Mass, compelled vaccinations at a time when trust in politics and in our elected representatives is at an all-time low lead easily to charges that the covid vaccine is dangerous.
"Vaccines are bio-weapons" reads one of the placards in a photograph of anti-covid vaccine marches from our archive. In the late 1990s, the disgraced anti-vaccine activist Andrew Wakefield pushed the theory - now debunked - that the MMR vaccine causes autism. Parents declined the vaccine for their children as a result and a certain nervousness around the vaccine has never gone away.
The pushback against the covid vaccine has bled into rising opposition to the MMR; theories around them have merged.
Health officials have to go up against social media platforms sharing misinformation and online forums such as parent Facebook groups pushing scare stories - good luck dealing with that.
It's astonishing how scare stories linger. I'm having an MMR jag at the weekend and a friend I mentioned it to –who is otherwise sensible – counselled me against it for no reason grounded in fact at all. The link between the MMR and autism are long, long debunked.

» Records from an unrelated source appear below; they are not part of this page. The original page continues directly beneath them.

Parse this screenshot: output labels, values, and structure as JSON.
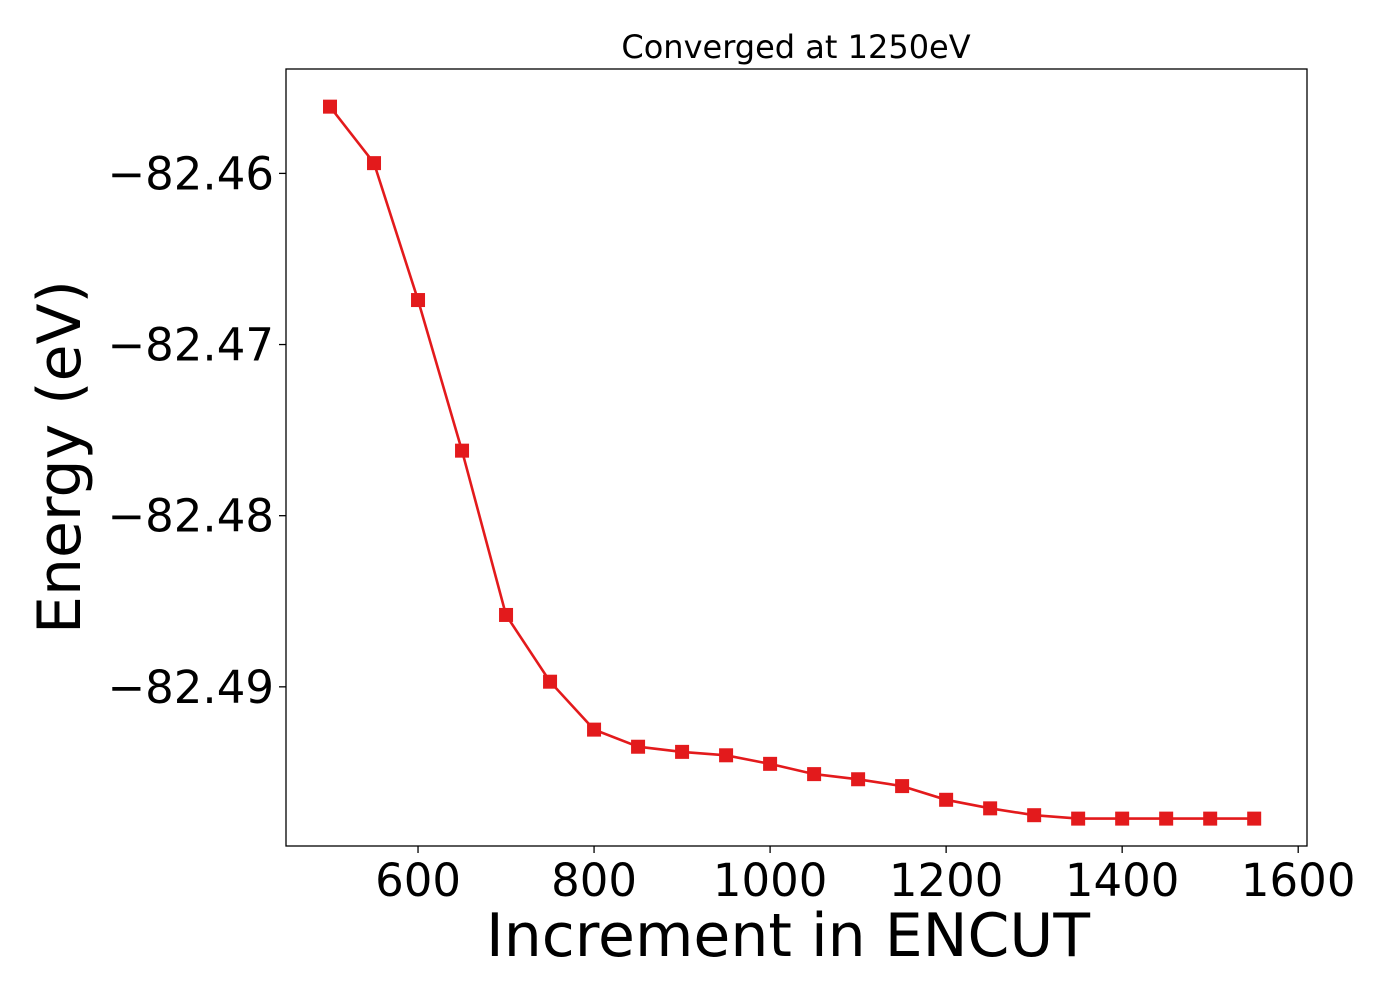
{
  "chart_data": {
    "type": "line",
    "title": "Converged at 1250eV",
    "xlabel": "Increment in ENCUT",
    "ylabel": "Energy (eV)",
    "xlim": [
      450,
      1610
    ],
    "ylim": [
      -82.4993,
      -82.4539
    ],
    "x_ticks": [
      600,
      800,
      1000,
      1200,
      1400,
      1600
    ],
    "x_tick_labels": [
      "600",
      "800",
      "1000",
      "1200",
      "1400",
      "1600"
    ],
    "y_ticks": [
      -82.46,
      -82.47,
      -82.48,
      -82.49
    ],
    "y_tick_labels": [
      "−82.46",
      "−82.47",
      "−82.48",
      "−82.49"
    ],
    "grid": false,
    "color": "#e31a1c",
    "marker": "square",
    "series": [
      {
        "x": [
          500,
          550,
          600,
          650,
          700,
          750,
          800,
          850,
          900,
          950,
          1000,
          1050,
          1100,
          1150,
          1200,
          1250,
          1300,
          1350,
          1400,
          1450,
          1500,
          1550
        ],
        "values": [
          -82.4561,
          -82.4594,
          -82.4674,
          -82.4762,
          -82.4858,
          -82.4897,
          -82.4925,
          -82.4935,
          -82.4938,
          -82.494,
          -82.4945,
          -82.4951,
          -82.4954,
          -82.4958,
          -82.4966,
          -82.4971,
          -82.4975,
          -82.4977,
          -82.4977,
          -82.4977,
          -82.4977,
          -82.4977
        ]
      }
    ]
  }
}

I should say, as an aside and in defence of Ma Stewart, I had my single childhood measles inoculation but have been told I need a top up on that.
Rather than my practice nurse giving me the injection, my consultant had to refer me to my GP who then referred me to a central vaccination centre. The delay has only been six weeks and doesn't much matter when you're in a city and everything is on your doorstep.
But having a system where GP practices no longer administer vaccines seems like it would be an obvious source of logistical headaches in rural areas.
Which is another major factor in the decrease in vaccinations. It's easy enough to point at vaccine hesitancy but a lack of NHS resources to administer them in the first place is a major factor that has been highlighted by patients too.
It seems that effort is needed at both ends - official and community - to meet in the middle and ensure everyone who needs to be is protected from disease.
I go back to vaccinations being a beautiful thing. I remember the relief of watching my mother be vaccinated with the covid jab. It felt like a tiny vial of magic, liquid cavalry after a long, solo battle to keep her safe during lockdown. The relief. I cried.
Yet fear, distrust and logistics stand in the way of life saving drugs. Maybe this latest outbreak of measles will be a tipping point to persuade sceptics that vaccines are safe and prompt longer term resources to counter the practical barriers to accessing vaccines.
Cervical cancer might be eliminated thanks to a 10-second event occurring in a school gym hall. Children will not die of the measles thanks to a little jag in the arm. Even those of a more scientific and less poetic bent might have their minds blown by that.